Der Nachbar darf noch ein Jahr nach Baubeginn den Abriss eines Anbaus einfordern, wie ein Urteil des Bundesgerichtshofs zeigt

Die Baustelle wird stillgelegt, und der Abriss eines Anbaus droht. Dieser Albtraum kann trotz erteilter Baugenehmigung wahr werden, wie ein Urteil des Bundesgerichtshofs zeigt (Az.: VII ZR 8/10). Private Bauherren müssen sich danach klar darüber sein, dass der Nachbar noch bis zu einem Jahr nach Baubeginn Widerspruch gegen eine erteilte Baugenehmigung einlegen kann. Darauf weist die Bonner Anwaltssozietät Eimer Heuschmid Mehle hin.

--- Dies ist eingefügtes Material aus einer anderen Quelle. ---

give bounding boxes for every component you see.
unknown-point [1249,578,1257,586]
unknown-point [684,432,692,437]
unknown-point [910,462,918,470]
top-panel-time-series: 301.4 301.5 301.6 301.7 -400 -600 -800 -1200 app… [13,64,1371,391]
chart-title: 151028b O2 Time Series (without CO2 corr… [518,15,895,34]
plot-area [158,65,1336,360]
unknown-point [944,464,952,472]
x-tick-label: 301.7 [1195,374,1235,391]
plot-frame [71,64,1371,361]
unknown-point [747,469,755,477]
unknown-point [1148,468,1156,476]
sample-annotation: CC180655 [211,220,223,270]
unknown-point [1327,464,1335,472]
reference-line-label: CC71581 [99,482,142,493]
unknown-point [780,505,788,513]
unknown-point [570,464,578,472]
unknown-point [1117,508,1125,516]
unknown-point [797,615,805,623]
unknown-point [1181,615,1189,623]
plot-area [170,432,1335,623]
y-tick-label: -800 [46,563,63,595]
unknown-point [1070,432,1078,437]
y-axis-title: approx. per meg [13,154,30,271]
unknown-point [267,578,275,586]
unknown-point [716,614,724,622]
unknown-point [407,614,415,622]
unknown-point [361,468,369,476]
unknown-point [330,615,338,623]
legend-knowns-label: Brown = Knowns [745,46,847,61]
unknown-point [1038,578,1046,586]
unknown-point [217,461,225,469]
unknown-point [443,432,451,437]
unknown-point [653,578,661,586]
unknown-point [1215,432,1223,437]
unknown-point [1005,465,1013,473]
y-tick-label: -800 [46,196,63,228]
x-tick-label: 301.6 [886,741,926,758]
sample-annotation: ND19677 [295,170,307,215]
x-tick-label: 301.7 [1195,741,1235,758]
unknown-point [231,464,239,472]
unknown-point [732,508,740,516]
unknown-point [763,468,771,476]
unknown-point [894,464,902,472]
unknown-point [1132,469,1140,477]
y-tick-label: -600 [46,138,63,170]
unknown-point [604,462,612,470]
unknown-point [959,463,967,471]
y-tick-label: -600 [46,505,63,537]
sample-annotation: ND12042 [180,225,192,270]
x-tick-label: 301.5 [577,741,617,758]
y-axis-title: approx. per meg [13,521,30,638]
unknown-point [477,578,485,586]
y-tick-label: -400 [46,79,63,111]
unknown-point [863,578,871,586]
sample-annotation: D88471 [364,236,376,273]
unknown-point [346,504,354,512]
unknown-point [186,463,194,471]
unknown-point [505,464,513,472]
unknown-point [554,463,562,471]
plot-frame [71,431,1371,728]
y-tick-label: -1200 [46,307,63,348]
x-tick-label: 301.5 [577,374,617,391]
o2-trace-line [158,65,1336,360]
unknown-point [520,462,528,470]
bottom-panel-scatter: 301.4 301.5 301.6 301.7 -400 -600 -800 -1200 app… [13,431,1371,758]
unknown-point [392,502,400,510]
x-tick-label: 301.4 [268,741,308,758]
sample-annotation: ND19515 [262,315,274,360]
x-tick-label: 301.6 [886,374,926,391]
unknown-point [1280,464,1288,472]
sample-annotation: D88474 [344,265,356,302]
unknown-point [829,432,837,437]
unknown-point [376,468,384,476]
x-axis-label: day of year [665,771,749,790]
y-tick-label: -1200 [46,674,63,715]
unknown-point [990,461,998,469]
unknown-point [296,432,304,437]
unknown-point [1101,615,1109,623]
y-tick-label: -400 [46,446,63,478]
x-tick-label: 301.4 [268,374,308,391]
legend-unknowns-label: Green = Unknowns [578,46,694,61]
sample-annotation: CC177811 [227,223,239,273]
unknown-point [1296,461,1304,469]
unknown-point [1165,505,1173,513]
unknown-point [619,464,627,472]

Im konkreten Fall ging es um die Frage, wer es versäumt hatte, die Zustimmung des Nachbarn nach verzögertem Start und Änderung der Baumaßnahme einzuholen: Der beauftragte Architekt oder der Bauherr bzw. Eigentümer? Die Karlsruher Richter befanden, dass es sich im konkreten Fall um einen "Sorgfaltsverstoß des Auftragsgebers in eigenen Obliegenheiten" handelt, ihn somit ein Mitverschulden trifft. Die Haftung des Architekten beim Schadensersatz ist dadurch begrenzt. Denn dem Bauherren sei bewusst gewesen, dass die Zustimmung des Nachbarn für die Änderung ausstand. Trotzdem habe er ohne Rücksicht auf mögliche Konsequenzen mit dem Bau begonnen.

Dazu Christian Huhn, Baurechtler in der Bonner Kanzlei: "Grundsätzlich kann in jeder Bauphase zwischen dem Auftraggeber und dem Architekten wirksam vereinbart werden, dass das Genehmigungsrisiko auf den Bauherrn übergeht. Doch das war hier nicht der Fall." Insofern habe das Gericht mit der Entscheidung die Frage beantwortet, wann der Bauherr auch ohne Vereinbarung und trotz der werkvertraglichen Architektenpflichten mithaftet. "Und jetzt ist klargestellt: Der Architekt muss zwar mögliche Widerspruchsrechte prüfen und den Auftraggeber sogar auffordern, fehlende Zustimmungen einzuholen. Doch er muss sich nicht selbst mit den Nachbarn einigen", betont Huhn. Grundsätzlich schulde er aber seinem Auftraggeber eine dauerhaft genehmigungsfähige Planung. Schadensersatzansprüche gegen die Behörde kämen zwar auch in Betracht, seien in der Regel aber schwer und oft auch nur teilweise durchzusetzen. Im vorliegenden Fall hatte die Bauaufsicht die Genehmigung für den ursprünglich eingeschossigen Anbau erteilt, obwohl eine neue Zustimmung des Nachbarn zur zweigeschossigen Version ausstand.